この本のナニよりも良かったなアって思う所が、奥さんの言葉が所々に挟まってくる所。
戦場に赴いた兵士の視点だけでなく、妻からの視点がほんの少しだけどちりばめられている。
それが、なんともセツナイ。

戦場のテンションの高さと、家庭の平和の環境。
そりゃあ、僕でも仕事のテンションと家庭でのテンションの違いがありますよ。
家だと徹底的にのんびりしちゃう。
なんていうか、弾力のあるゴムが伸びきったみたいな感じ。
兵士と比べるなんてとんでもない話だとは思いますが、もしかすると、そういったテンションの延長線上に彼等はいるのかもしれないと思った。
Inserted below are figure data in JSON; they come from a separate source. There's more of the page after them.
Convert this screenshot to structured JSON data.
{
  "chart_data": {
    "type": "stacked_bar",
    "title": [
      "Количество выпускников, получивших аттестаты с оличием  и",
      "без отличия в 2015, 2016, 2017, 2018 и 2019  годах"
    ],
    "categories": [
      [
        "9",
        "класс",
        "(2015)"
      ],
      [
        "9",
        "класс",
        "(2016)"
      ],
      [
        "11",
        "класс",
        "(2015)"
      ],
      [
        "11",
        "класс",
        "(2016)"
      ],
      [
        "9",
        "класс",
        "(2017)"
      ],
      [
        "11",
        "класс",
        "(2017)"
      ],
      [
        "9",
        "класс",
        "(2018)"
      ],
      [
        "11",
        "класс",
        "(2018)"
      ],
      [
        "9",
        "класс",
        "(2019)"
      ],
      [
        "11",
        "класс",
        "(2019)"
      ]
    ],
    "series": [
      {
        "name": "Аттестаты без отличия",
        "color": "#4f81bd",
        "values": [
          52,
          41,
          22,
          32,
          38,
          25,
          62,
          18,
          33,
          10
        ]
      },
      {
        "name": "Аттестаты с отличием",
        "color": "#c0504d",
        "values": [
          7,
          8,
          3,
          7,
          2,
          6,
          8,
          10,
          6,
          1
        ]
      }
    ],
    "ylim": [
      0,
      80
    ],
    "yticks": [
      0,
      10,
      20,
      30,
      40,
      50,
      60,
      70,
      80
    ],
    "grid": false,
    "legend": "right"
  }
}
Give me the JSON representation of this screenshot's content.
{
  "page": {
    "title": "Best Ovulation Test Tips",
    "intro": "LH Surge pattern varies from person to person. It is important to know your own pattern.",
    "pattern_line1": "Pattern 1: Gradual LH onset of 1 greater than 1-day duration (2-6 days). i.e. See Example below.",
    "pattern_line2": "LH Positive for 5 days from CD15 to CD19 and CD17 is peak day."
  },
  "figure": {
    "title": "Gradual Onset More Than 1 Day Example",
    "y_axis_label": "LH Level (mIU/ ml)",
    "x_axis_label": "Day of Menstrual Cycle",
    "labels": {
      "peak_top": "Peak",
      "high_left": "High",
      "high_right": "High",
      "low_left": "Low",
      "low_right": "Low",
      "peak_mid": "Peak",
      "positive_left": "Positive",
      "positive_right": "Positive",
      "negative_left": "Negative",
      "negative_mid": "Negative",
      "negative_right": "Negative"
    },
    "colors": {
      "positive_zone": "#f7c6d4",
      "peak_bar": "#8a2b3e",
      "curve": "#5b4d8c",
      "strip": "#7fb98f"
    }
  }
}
兵士として戦地にいる時、強烈な任務に対するテンションで体と心は跳ね回る。
更にそれを制御する、自らの意志と環境。
自分の置かれる環境が、自分の可動域を最大限に引き上げている。
例えば、敵を倒すとか・・・
敵を倒すのは、アメリカを守るためだし、仲間を守るためだし
その為の死にそうなくらいに激しい訓練も受けてるし

そうそう、兵士に至る訓練の過程で、戦地に行かなくちゃいけないという義務感が生まれてくる感じなんですよね。それはもう、奥さんが止めても「俺にしかできなミッションがあるんだ」っていう幻影が常に付きまとってる感じ。
だから、家庭に戻ると、馴染むまでにどうしても時間がかかるし、突然フラッシュバックみたいな現象も出てくる。

勝手な想像だけど、戦争による精神的な後遺症とかってそういう自立心みたいなものが強く影響しているんだろうなアって思いました。
戦争が正しいとは思いませんが、それでも、過酷な環境の中で任務を遂行しよとする姿勢には敬意を表します。